Members should refer to their instructions and consider the limitations of their knowledge before reporting on building services. It is likely that input from specialist engineers will be required to appropriately report upon the condition and maintenance requirements of building services.

It is not normal to undertake any tests of the service installations during the site inspection, particularly services related to fire detection, alarms or firefighting/suppression. Assessments of serviceability are usually done through a review of the statutory documents, which should be held as part of the onsite as-built file, or provided by the client. Where there are copies of current, up-to-date maintenance reports or test certificates, RICS members should review these and report any comments or findings.

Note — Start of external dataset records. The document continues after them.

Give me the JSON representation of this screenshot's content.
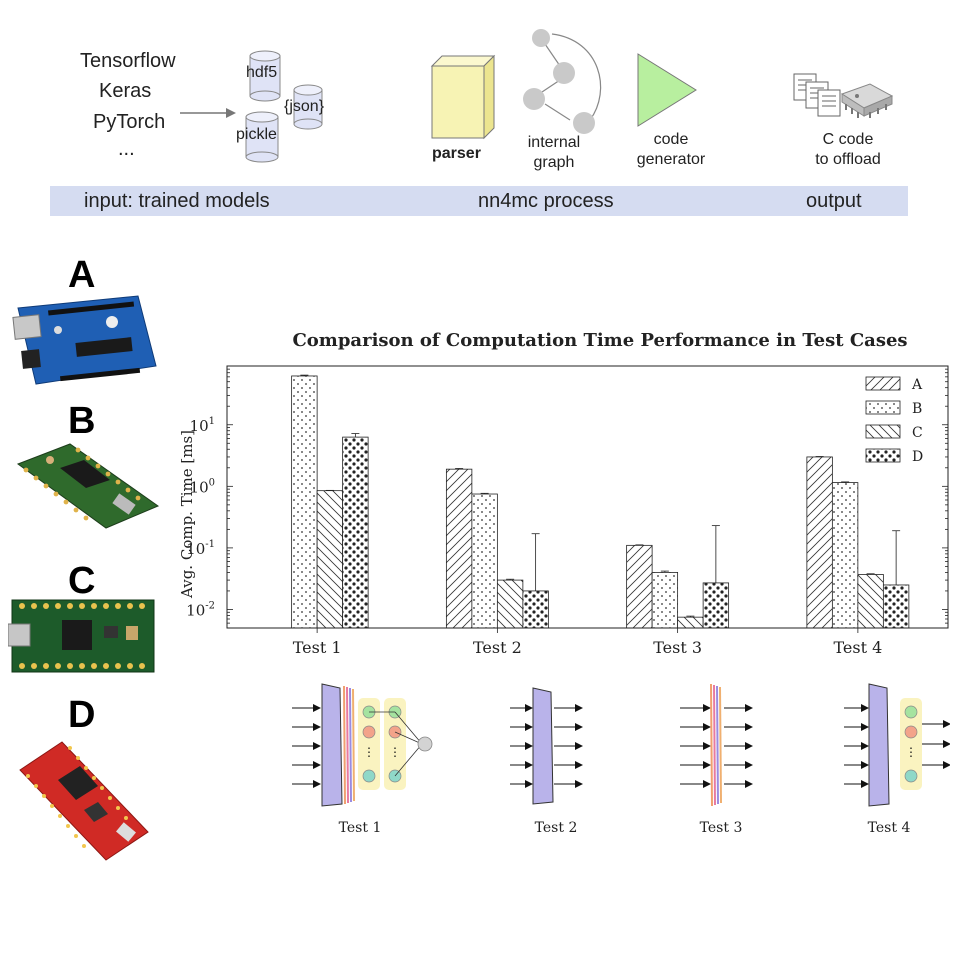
{
  "pipeline": {
    "frameworks": [
      "Tensorflow",
      "Keras",
      "PyTorch",
      "..."
    ],
    "formats": {
      "hdf5": "hdf5",
      "pickle": "pickle",
      "json": "{json}"
    },
    "steps": {
      "parser": "parser",
      "graph_line1": "internal",
      "graph_line2": "graph",
      "codegen_line1": "code",
      "codegen_line2": "generator"
    },
    "output": {
      "line1": "C code",
      "line2": "to offload"
    },
    "band": {
      "input": "input: trained models",
      "process": "nn4mc process",
      "output": "output"
    },
    "colors": {
      "band": "#d5dcf1",
      "parser": "#f7f3b4",
      "generator": "#b8ef9f",
      "node": "#c9c9c9"
    }
  },
  "boards": [
    {
      "letter": "A",
      "color": "#1f5fb4",
      "icon": "arduino-uno-board"
    },
    {
      "letter": "B",
      "color": "#2f6a2c",
      "icon": "teensy-board"
    },
    {
      "letter": "C",
      "color": "#1d5b2a",
      "icon": "teensy-board"
    },
    {
      "letter": "D",
      "color": "#d02a25",
      "icon": "sparkfun-esp32-board"
    }
  ],
  "chart_data": {
    "type": "bar",
    "title": "Comparison of Computation Time Performance in Test Cases",
    "ylabel": "Avg. Comp. Time [ms]",
    "xlabel": "",
    "yscale": "log",
    "ylim": [
      0.005,
      90
    ],
    "yticks": [
      0.01,
      0.1,
      1,
      10
    ],
    "ytick_labels": [
      [
        "10",
        "-2"
      ],
      [
        "10",
        "-1"
      ],
      [
        "10",
        "0"
      ],
      [
        "10",
        "1"
      ]
    ],
    "categories": [
      "Test 1",
      "Test 2",
      "Test 3",
      "Test 4"
    ],
    "legend_position": "top-right",
    "series": [
      {
        "name": "A",
        "pattern": "diagonal-up",
        "values": [
          null,
          1.9,
          0.11,
          3.0
        ],
        "errors": [
          null,
          1.95,
          0.112,
          3.05
        ]
      },
      {
        "name": "B",
        "pattern": "dots",
        "values": [
          62,
          0.75,
          0.04,
          1.15
        ],
        "errors": [
          64,
          0.77,
          0.042,
          1.18
        ]
      },
      {
        "name": "C",
        "pattern": "diagonal-down",
        "values": [
          0.85,
          0.03,
          0.0075,
          0.037
        ],
        "errors": [
          0.86,
          0.031,
          0.0078,
          0.038
        ]
      },
      {
        "name": "D",
        "pattern": "big-dots",
        "values": [
          6.3,
          0.02,
          0.027,
          0.025
        ],
        "errors": [
          7.2,
          0.17,
          0.23,
          0.19
        ]
      }
    ]
  },
  "networks": [
    {
      "label": "Test 1"
    },
    {
      "label": "Test 2"
    },
    {
      "label": "Test 3"
    },
    {
      "label": "Test 4"
    }
  ]
}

If further clarification is required to understand or explain the information included in technical documents, RICS members should recommend further investigation or analysis from a suitably qualified expert (as detailed in section 3.6).

 

When advising on remedial works, members should consider the most appropriate repair in the best interests of the building to establish the best possible solutions. Unless otherwise instructed by the client, RICS members may later amend the findings or recommendations following discussion with the client, which can be documented in the report.

Concerning fire engineering, RICS members are not expected to take on the role of a qualified fire safety engineer or specialist. As part of the legal/technical document review, RICS members should establish whether there are any acceptance reports from the initial design team or relevant authorities or fire risk assessments confirming compliance of the premises with fire regulations. During the visual inspection, RICS members should note any evidence of alterations to the structure and its protection that may compromise resistance to fire. This could include the protection for steel structural components where this is evident.

RICS members should note the presence of potentially deleterious materials, including asbestos containing materials, composite cladding, aluminium composite materials and high pressure laminate (HPL). RICS members should review O&M manuals and discuss with manufacturers to ensure these materials are being used appropriately.

For the decoration of internal and external building elements, RICS members should consider the use of the building and the amount of wear the elements will receive, as well as the client's standard of decorative repair and the budget allowance for decorations. Occupational agreements may impose decoration intervals on occupiers and landlords.

Typically, PPM reports that cover periods of 5-10 years will not include day-to-day maintenance, testing, cleaning or security. The client may have separate annual PPM reports covering these maintenance items, often provided by a facilities/maintenance contractor. It may be applicable to include an overall cost of these services within a long-term PPM report for accountancy/service charge purposes.